- Born: 1919 Hartlepool, England
- Died: 28 December 2016 (aged 96–97)
- Known for: teaching, embroidery, writing

= Winsome Douglas =

British embroiderer and teacher

Winsome Douglas (1919-2016) was a British embroiderer and teacher active in the United Kingdom in the 1950s and 1960s. She was born in Hartlepool in County Durham in 1919, and died at the age of 97 on 28 December 2016 in Hartlepool.

== Early life and education ==
An only child, Douglas' early life was spent primarily in the northeast of England. She attended the West Hartlepool High School for Girls. After leaving school, she gained a place at the St Hild's Women's Teacher Training College (now part of the University of Durham) where she graduated with a degree in geography.

== Teaching career ==
Much of Douglas' working life was dedicated to teaching in secondary schools in the Hartlepool area.
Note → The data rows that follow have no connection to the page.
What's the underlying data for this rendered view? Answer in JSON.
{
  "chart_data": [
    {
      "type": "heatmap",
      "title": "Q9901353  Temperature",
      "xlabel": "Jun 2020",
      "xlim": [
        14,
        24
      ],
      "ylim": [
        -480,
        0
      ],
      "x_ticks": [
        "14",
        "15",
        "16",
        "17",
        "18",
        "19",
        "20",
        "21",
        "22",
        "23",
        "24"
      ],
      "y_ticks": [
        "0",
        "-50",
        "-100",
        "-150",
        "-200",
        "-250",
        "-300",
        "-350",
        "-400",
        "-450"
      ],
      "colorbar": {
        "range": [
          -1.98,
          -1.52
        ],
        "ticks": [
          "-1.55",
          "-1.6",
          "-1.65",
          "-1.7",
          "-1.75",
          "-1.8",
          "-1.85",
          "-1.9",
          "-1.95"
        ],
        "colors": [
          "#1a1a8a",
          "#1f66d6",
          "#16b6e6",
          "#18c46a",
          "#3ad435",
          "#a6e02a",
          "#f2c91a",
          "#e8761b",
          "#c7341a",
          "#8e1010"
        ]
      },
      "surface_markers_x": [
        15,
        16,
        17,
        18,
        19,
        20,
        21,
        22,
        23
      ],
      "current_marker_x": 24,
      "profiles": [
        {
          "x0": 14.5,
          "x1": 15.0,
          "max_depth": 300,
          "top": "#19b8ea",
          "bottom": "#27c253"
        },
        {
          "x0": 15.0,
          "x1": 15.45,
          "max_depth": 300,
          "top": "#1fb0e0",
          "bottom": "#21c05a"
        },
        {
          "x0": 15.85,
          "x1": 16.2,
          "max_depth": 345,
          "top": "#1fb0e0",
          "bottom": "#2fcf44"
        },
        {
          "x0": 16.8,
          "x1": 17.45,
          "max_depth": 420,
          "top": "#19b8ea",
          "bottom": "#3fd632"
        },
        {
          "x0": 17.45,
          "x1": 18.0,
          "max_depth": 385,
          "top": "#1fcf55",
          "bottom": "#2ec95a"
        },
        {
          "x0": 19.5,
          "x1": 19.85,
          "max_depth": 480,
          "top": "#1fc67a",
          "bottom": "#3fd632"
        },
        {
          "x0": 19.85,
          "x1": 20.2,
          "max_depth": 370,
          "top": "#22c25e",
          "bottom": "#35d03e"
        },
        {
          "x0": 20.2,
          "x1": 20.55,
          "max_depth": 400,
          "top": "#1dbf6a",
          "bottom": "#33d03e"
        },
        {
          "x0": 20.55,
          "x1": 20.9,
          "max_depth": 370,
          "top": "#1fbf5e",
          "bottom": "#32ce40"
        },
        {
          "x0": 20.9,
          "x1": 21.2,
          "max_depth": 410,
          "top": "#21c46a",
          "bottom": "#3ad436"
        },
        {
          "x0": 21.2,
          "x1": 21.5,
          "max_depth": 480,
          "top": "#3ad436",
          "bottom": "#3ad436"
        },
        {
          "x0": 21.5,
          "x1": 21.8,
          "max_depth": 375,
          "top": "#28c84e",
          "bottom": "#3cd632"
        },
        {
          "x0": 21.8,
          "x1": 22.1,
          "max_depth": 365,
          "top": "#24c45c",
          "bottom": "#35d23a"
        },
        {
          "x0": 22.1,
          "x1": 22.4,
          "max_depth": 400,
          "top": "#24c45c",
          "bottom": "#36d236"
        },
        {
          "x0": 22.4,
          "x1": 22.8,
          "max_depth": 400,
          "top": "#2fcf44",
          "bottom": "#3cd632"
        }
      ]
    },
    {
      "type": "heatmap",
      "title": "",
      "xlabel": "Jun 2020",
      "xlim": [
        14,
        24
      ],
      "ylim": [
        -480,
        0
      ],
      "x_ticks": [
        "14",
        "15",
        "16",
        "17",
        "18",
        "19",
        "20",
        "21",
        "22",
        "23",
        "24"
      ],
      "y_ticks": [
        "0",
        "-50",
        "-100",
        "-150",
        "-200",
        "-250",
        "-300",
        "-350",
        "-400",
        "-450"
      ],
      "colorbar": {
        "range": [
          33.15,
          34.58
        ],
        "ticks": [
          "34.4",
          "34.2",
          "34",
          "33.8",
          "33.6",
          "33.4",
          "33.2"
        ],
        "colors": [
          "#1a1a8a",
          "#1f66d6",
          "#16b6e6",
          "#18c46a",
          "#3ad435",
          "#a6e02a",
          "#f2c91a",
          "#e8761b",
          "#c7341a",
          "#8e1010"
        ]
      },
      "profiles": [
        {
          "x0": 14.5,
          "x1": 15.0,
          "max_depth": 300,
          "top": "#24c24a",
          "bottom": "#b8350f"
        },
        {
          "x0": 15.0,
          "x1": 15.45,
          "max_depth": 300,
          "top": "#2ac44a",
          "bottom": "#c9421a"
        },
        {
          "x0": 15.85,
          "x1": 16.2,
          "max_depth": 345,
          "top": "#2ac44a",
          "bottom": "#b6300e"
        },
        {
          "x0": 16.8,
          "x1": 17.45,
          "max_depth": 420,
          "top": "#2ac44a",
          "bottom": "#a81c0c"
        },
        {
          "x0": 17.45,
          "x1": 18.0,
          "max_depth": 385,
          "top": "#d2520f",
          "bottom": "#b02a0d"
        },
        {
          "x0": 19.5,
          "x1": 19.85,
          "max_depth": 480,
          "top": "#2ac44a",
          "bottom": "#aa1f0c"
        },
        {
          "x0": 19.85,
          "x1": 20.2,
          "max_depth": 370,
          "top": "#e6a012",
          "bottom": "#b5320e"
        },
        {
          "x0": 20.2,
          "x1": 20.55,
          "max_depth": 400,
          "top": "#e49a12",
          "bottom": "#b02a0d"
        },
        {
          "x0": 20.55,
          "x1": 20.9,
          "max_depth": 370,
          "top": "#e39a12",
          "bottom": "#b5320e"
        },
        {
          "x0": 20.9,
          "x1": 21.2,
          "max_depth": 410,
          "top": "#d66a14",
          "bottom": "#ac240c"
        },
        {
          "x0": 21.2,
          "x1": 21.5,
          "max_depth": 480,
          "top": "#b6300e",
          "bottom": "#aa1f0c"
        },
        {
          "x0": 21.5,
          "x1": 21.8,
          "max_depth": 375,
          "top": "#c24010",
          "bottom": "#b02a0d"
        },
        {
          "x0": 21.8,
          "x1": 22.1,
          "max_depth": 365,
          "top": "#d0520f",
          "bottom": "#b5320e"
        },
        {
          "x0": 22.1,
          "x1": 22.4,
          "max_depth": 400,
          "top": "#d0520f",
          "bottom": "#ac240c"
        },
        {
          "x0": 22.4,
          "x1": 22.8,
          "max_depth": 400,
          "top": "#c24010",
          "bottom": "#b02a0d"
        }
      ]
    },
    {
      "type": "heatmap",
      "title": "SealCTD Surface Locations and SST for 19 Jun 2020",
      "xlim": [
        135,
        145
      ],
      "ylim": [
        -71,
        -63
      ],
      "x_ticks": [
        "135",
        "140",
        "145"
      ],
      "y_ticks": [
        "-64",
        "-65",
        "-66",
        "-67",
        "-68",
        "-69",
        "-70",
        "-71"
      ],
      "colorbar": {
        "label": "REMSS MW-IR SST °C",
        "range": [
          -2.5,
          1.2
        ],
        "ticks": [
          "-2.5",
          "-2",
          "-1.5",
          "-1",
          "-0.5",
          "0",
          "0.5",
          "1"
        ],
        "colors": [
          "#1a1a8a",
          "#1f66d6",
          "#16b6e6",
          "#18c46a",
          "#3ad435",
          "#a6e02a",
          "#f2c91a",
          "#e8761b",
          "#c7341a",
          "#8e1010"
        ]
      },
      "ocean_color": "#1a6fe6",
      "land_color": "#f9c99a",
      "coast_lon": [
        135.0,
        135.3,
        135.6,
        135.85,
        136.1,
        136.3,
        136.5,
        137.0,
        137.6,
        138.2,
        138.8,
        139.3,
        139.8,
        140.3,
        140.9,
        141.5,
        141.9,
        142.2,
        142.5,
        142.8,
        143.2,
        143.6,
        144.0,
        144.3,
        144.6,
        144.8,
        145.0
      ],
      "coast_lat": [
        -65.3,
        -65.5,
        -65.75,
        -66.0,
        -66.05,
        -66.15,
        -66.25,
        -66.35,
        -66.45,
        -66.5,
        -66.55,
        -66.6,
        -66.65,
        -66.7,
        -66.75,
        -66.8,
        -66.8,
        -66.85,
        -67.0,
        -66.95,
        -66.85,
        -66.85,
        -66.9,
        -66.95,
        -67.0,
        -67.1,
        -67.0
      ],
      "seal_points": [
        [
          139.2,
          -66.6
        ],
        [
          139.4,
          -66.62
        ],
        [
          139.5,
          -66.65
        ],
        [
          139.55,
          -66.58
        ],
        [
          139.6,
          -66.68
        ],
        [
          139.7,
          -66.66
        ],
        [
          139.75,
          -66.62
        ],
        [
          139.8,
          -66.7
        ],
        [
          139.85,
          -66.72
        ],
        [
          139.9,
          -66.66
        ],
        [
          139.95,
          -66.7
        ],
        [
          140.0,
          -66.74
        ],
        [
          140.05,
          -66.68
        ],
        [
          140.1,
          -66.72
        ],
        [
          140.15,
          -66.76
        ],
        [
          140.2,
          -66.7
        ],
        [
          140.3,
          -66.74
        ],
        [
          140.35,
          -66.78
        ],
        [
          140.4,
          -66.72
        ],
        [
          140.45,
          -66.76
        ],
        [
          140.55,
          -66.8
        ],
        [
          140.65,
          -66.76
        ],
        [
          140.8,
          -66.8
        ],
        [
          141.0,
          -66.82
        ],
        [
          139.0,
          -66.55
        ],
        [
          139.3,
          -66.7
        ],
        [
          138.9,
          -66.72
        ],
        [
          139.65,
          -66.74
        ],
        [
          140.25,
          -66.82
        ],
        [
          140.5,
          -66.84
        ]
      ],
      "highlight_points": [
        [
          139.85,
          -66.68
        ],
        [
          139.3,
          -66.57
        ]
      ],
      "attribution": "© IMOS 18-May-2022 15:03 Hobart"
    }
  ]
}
Initially during the Second World War she taught pupils at the Dyke House School. Prior to retirement she taught at the Henry Smith Grammar School where she eventually became the deputy head of the school. This school closed in 1977 and was demolished in 1982.

== Artistic contributions ==
While teaching at Dyke House School, Douglas helped to set up the National Needlework Development Scheme (NDS). This initiative, a joint venture between the textiles industry and art colleges, sponsored by J & P Coats the Scottish thread manufacturer, lasted from 1934 to 1961. It aimed to raise standards of embroidery design and practice through reaching out to girls and women in schools, training colleges and the Women's Institute. On behalf of the NDS Douglas helped to acquire examples of high quality needlework and embroidery from around the world, to be used as demonstration pieces and teaching tools for adults and children. Douglas herself designed and created embroidery for the NDS. Her work includes vibrant and intricately embroidered panels, cushions and soft toys, which showcase her embroidery skills. Douglas frequently deployed bright, contrasting colours such as red, black and white, to depict stylised or unusual beasts, birds and fish in her designs.
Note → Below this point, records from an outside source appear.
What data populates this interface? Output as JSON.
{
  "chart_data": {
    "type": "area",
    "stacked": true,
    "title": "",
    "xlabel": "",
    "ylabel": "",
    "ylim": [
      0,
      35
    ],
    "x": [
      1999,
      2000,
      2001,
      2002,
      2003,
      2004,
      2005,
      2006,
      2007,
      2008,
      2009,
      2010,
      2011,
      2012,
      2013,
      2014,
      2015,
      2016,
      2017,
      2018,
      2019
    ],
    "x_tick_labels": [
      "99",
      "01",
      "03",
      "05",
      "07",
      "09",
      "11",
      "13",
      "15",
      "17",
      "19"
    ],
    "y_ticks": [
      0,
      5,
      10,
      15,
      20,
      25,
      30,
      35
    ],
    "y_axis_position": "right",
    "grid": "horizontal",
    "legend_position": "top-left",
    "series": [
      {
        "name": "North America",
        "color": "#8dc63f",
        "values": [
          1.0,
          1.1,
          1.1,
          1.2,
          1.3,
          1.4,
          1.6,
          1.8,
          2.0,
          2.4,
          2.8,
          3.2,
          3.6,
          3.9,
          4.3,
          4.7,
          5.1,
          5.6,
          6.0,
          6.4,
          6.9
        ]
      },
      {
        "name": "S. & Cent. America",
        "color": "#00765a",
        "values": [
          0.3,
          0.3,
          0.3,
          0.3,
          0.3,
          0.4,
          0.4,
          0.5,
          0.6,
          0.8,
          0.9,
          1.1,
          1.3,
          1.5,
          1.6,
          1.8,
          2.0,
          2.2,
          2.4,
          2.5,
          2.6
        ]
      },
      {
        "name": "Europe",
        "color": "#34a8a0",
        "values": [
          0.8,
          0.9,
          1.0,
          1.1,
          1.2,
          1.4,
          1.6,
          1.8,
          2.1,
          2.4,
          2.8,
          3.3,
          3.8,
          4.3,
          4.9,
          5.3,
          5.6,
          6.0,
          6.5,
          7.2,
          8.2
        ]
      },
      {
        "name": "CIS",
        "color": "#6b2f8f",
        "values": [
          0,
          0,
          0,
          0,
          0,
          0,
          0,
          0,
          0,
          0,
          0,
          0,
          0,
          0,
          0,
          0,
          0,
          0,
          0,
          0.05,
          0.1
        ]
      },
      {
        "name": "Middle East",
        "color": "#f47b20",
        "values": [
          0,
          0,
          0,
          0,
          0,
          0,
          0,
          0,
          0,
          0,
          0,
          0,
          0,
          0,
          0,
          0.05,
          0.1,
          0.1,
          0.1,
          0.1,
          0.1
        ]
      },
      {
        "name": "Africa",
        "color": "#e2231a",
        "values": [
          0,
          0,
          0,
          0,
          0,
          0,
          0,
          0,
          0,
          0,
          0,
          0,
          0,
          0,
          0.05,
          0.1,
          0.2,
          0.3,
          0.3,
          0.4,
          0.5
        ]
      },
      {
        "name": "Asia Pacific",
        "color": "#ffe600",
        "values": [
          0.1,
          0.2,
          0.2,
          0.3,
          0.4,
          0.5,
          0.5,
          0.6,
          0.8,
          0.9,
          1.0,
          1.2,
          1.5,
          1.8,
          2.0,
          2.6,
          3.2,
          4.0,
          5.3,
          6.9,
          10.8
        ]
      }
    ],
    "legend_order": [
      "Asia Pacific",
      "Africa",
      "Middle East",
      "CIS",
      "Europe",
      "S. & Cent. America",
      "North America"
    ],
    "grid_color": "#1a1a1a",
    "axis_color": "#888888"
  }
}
When the NDS was disbanded in 1961, its vast collection of needlework of over 3,500 items was distributed among The National Museum of Scotland, The Victoria and Albert Museum in London and the 4 major Scottish art colleges - Edinburgh, Glasgow, Dundee and Aberdeen. Several examples of Douglas' creative output are now to be found in the collections of British public museums, art galleries, art colleges, and universities, including the Victoria and Albert Museum, Reading Museum and the Paisley Museum.
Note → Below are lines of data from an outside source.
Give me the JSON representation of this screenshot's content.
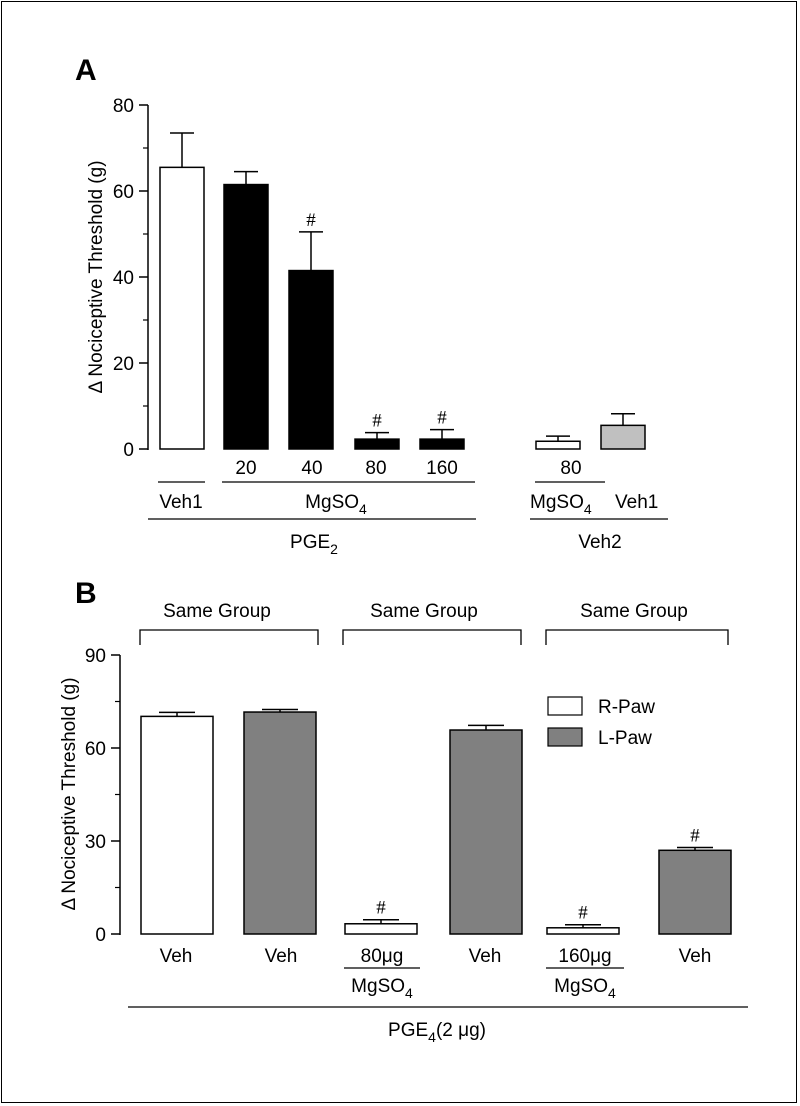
{
  "colors": {
    "axis": "#000000",
    "white_bar": "#ffffff",
    "black_bar": "#000000",
    "light_gray_bar": "#c0c0c0",
    "dark_gray_bar": "#808080"
  },
  "chart_data": [
    {
      "panel": "A",
      "type": "bar",
      "ylabel": "Δ Nociceptive Threshold (g)",
      "ylim": [
        0,
        80
      ],
      "yticks": [
        "0",
        "20",
        "40",
        "60",
        "80"
      ],
      "bars": [
        {
          "value": 65.5,
          "error": 8,
          "fill": "white",
          "mark": ""
        },
        {
          "value": 61.5,
          "error": 3,
          "fill": "black",
          "mark": ""
        },
        {
          "value": 41.5,
          "error": 9,
          "fill": "black",
          "mark": "#"
        },
        {
          "value": 2.3,
          "error": 1.5,
          "fill": "black",
          "mark": "#"
        },
        {
          "value": 2.3,
          "error": 2.2,
          "fill": "black",
          "mark": "#"
        },
        {
          "value": 1.8,
          "error": 1.2,
          "fill": "white",
          "mark": ""
        },
        {
          "value": 5.5,
          "error": 2.7,
          "fill": "lightgray",
          "mark": ""
        }
      ],
      "dose_labels": [
        "20",
        "40",
        "80",
        "160"
      ],
      "dose_label_2": "80",
      "group_labels": {
        "veh1": "Veh1",
        "mgso4_main": "MgSO",
        "mgso4_main_sub": "4",
        "pge_main": "PGE",
        "pge_main_sub": "2",
        "mgso4_right": "MgSO",
        "mgso4_right_sub": "4",
        "veh1_right": "Veh1",
        "veh2": "Veh2"
      }
    },
    {
      "panel": "B",
      "type": "bar",
      "ylabel": "Δ Nociceptive Threshold (g)",
      "ylim": [
        0,
        90
      ],
      "yticks": [
        "0",
        "30",
        "60",
        "90"
      ],
      "legend": {
        "position": "top-right",
        "entries": [
          {
            "name": "R-Paw",
            "fill": "white"
          },
          {
            "name": "L-Paw",
            "fill": "darkgray"
          }
        ]
      },
      "bars": [
        {
          "value": 70.2,
          "error": 1.3,
          "fill": "white",
          "mark": ""
        },
        {
          "value": 71.6,
          "error": 0.8,
          "fill": "darkgray",
          "mark": ""
        },
        {
          "value": 3.3,
          "error": 1.3,
          "fill": "white",
          "mark": "#"
        },
        {
          "value": 65.8,
          "error": 1.5,
          "fill": "darkgray",
          "mark": ""
        },
        {
          "value": 2.0,
          "error": 1.0,
          "fill": "white",
          "mark": "#"
        },
        {
          "value": 27.0,
          "error": 0.9,
          "fill": "darkgray",
          "mark": "#"
        }
      ],
      "category_labels": [
        "Veh",
        "Veh",
        "80μg",
        "Veh",
        "160μg",
        "Veh"
      ],
      "sub_labels": {
        "mgso4": "MgSO",
        "mgso4_sub": "4"
      },
      "group_brackets": [
        "Same Group",
        "Same Group",
        "Same Group"
      ],
      "pge_label": "PGE",
      "pge_sub": "4",
      "pge_suffix": "(2 μg)"
    }
  ],
  "panel_letters": {
    "a": "A",
    "b": "B"
  }
}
In December 2019, The University of Edinburgh College of Art held a special 2 month-long exhibition, entitled 'Touching Stitches', to show off items from its historic NDS collection of embroidery. The event was described as a display of inspiring pieces of needlework and textile art from the 17th to the 20th century. The exhibition showcases several of Douglas' intricate designs and finished pieces. One of these is a brightly coloured circular cushion; a description and photograph of it can be viewed on the University of Edinburgh website. This piece features bold, fantastical animals, embroidered in primary colours. A stitch analysis carried out in 2017 by the Edinburgh College of Art (ECA) showed that it contained 17 different types of embroidery stitches.

In addition to revealing rarely-displayed work, the exhibition highlights how Douglas' samples were used by ECA as a valuable teaching tool for groups of women, including refugees, prisoners and visually impaired.

== Writing career ==
Douglas wrote three books on embroidery techniques during her long life. The books, entitled 'Discovering Embroidery', 'Let me Embroider' and 'Embroidery' were published by Mills and Boon in the 1950s. A more specialised book entitled 'Toys for your Delight' was published in the 1960s.

These books were designed to inspire and educate others in the craft, by explaining and illustrating techniques of embroidery to the public. The books passed on the knowledge and skills gained through her own artistic endeavours and her experience in the Needlework Development Scheme to future generations of sewers and embroiderers.